Profilin is a small globular actin-binding protein capable of binding actin monomers with micromolar affinity at a stoichiometry of 1:1. Depending on conditions and molar ratios of actin to profilin, profilin can act to enhance or inhibit actin polymerization. It plays a crucial role in cell motility, signaling, and cytoskeletal organization across eukaryotic organisms.

The human profilin1 protein has been produced in a bacterial expression system.
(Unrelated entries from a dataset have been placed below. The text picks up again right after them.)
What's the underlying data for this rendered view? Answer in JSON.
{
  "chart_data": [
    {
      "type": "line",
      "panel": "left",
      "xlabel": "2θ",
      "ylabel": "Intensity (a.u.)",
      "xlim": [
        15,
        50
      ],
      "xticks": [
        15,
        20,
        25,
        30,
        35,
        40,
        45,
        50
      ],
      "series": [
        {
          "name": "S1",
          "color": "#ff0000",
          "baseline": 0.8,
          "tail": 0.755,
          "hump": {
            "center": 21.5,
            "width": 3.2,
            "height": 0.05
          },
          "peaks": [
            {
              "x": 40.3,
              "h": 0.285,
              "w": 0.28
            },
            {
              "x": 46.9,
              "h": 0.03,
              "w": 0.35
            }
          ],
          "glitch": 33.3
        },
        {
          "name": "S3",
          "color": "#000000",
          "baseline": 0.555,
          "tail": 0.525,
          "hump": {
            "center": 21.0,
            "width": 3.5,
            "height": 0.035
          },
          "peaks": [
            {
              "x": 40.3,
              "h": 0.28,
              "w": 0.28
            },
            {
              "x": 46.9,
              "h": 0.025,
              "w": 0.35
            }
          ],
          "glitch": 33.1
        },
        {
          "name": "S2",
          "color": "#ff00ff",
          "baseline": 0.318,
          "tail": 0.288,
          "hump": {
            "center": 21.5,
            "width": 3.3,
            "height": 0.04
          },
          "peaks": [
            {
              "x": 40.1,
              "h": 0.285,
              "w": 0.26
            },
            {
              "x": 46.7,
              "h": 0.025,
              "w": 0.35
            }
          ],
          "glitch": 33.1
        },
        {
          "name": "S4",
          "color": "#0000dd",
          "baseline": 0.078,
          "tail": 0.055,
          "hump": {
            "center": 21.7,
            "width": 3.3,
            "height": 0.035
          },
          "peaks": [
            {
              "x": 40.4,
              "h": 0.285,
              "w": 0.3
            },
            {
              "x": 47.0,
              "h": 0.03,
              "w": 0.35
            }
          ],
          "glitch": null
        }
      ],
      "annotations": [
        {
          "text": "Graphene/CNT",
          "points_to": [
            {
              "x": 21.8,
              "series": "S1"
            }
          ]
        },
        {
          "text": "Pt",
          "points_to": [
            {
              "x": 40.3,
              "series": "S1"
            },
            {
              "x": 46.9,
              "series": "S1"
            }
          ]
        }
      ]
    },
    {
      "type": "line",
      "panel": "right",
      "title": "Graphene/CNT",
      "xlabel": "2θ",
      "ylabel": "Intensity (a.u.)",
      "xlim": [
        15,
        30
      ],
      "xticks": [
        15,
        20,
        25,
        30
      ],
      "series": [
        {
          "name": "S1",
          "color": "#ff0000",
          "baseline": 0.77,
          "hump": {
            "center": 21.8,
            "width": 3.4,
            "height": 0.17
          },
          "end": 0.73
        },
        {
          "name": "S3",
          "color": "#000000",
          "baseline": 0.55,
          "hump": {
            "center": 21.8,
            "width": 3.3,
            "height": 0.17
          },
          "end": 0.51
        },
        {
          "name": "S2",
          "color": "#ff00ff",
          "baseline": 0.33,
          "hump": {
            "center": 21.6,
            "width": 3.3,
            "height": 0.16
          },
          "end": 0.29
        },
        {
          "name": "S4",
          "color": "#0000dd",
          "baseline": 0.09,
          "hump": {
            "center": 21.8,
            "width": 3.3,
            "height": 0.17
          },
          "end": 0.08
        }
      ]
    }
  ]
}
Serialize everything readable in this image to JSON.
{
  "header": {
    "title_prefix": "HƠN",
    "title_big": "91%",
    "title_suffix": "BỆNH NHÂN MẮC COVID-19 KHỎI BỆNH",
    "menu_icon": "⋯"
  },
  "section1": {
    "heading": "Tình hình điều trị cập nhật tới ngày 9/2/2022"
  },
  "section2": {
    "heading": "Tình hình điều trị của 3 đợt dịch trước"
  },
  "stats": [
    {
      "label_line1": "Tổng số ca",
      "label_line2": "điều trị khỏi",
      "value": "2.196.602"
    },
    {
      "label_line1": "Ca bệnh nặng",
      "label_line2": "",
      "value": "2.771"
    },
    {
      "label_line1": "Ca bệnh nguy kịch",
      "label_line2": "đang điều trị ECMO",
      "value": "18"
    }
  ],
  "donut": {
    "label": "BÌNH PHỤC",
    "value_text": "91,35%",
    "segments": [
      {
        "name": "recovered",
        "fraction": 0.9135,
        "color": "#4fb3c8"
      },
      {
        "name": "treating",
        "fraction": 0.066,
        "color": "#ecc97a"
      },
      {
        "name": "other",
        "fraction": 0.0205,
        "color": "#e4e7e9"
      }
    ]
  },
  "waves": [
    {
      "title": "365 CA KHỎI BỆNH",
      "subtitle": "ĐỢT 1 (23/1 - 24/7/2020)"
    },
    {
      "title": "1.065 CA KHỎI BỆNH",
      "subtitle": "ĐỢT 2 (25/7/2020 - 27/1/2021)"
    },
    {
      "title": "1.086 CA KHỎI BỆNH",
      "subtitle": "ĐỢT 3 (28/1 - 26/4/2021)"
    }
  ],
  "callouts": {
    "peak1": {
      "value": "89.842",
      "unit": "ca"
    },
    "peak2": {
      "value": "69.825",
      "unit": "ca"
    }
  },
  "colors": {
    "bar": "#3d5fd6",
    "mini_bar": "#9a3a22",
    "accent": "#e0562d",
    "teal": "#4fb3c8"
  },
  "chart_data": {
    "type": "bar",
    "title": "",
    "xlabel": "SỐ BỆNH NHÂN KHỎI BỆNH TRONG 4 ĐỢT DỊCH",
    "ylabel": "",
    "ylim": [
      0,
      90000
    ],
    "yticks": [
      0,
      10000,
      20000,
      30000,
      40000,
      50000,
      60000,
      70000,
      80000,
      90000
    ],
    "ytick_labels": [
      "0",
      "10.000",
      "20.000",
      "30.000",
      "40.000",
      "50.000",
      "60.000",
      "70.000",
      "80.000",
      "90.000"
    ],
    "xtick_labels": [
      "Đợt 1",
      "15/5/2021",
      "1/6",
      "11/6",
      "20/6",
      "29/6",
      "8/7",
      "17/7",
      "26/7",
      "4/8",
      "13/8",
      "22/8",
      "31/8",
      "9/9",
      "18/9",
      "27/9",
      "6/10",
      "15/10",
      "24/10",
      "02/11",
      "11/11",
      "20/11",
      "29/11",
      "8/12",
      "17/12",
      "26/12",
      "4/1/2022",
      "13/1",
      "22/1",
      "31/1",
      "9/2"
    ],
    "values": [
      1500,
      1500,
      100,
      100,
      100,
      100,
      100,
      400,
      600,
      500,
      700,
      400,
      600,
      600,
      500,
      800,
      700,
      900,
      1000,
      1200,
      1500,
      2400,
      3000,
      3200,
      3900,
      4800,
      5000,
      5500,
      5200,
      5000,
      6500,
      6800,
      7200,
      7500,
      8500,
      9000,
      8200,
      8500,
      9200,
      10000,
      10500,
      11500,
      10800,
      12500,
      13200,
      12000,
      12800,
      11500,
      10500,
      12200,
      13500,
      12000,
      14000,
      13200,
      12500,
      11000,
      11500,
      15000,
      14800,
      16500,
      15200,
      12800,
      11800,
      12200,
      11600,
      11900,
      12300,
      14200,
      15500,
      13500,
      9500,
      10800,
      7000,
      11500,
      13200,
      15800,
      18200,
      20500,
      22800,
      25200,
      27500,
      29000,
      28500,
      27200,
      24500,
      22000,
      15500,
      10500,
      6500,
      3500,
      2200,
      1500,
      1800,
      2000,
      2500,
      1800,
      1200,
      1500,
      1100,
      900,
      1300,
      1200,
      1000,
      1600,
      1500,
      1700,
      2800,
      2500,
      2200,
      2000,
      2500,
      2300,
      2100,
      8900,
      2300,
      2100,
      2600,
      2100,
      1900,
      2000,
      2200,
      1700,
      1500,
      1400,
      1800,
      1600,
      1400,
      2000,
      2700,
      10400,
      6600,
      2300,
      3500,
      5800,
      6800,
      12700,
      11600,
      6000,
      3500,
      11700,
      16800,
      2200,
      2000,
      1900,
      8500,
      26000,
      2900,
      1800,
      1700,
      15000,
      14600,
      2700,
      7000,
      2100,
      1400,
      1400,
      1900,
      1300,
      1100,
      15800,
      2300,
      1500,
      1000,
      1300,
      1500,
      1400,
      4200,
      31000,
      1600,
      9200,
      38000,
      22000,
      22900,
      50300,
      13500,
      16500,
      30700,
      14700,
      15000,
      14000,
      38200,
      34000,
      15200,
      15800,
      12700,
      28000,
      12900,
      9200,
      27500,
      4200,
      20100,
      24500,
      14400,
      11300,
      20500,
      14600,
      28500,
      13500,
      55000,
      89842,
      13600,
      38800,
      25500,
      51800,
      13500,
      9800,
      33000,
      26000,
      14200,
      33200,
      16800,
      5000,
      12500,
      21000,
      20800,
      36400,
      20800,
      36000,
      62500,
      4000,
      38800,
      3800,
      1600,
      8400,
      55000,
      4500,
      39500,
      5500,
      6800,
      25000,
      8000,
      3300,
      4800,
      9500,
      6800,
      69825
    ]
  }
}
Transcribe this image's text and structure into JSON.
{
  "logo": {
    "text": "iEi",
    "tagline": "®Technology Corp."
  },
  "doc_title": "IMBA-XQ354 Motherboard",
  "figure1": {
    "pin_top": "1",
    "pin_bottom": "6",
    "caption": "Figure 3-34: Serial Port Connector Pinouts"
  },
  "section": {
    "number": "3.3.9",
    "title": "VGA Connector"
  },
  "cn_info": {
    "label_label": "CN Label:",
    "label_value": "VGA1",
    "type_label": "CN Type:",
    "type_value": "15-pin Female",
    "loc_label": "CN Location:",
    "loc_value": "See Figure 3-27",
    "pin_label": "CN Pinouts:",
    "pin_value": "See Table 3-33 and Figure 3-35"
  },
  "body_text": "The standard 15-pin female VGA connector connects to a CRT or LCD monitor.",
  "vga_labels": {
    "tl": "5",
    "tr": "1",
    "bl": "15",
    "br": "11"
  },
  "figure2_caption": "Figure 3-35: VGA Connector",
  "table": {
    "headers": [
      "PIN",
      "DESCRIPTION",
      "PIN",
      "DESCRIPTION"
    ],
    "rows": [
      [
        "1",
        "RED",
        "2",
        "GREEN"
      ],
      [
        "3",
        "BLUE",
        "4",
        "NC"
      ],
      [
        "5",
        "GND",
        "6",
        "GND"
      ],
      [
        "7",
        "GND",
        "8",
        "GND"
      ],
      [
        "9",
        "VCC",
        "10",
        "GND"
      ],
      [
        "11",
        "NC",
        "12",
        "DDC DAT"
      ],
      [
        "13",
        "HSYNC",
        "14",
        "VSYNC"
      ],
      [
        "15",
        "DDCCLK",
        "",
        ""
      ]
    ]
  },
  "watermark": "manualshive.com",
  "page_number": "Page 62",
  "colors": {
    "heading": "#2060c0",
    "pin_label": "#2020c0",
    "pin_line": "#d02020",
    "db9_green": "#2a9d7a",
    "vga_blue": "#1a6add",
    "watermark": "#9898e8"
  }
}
• Purification tag: this protein does not have a recombinant tag
• Molecular weight: ~15 kDa
• Composition: when resuspended to 1 mg/ml, the buffer composition is 10 mM Tris pH 8.0, 1mM EDTA, 1mM DTT, 5% (w/v) sucrose, and 1% (w/v) dextran
• Supplied as a white lyophilized powder

Protein purity is determined by scanning densitometry of Coomassie Blue-stained protein on a 4-20% polyacrylamide gel. Purity is ≥95%

The biological activity of profilin is determined by its ability to inhibit actin polymerization. G-actin is incubated with and without profilin before the addition of actin polymerization buffer. F-actin is separated from G-actin by centrifugation, and the proportion of actin in the supernatant (G-actin) versus the pellet (F-actin) is compared to a control reaction without profilin. Under the assay conditions (see datasheet for details), profilin (15 µg) inhibits actin (10 µg) polymerization by ≥60%. Quality control ensures these binding/severing patterns are consistently observed by SDS-PAGE analysis.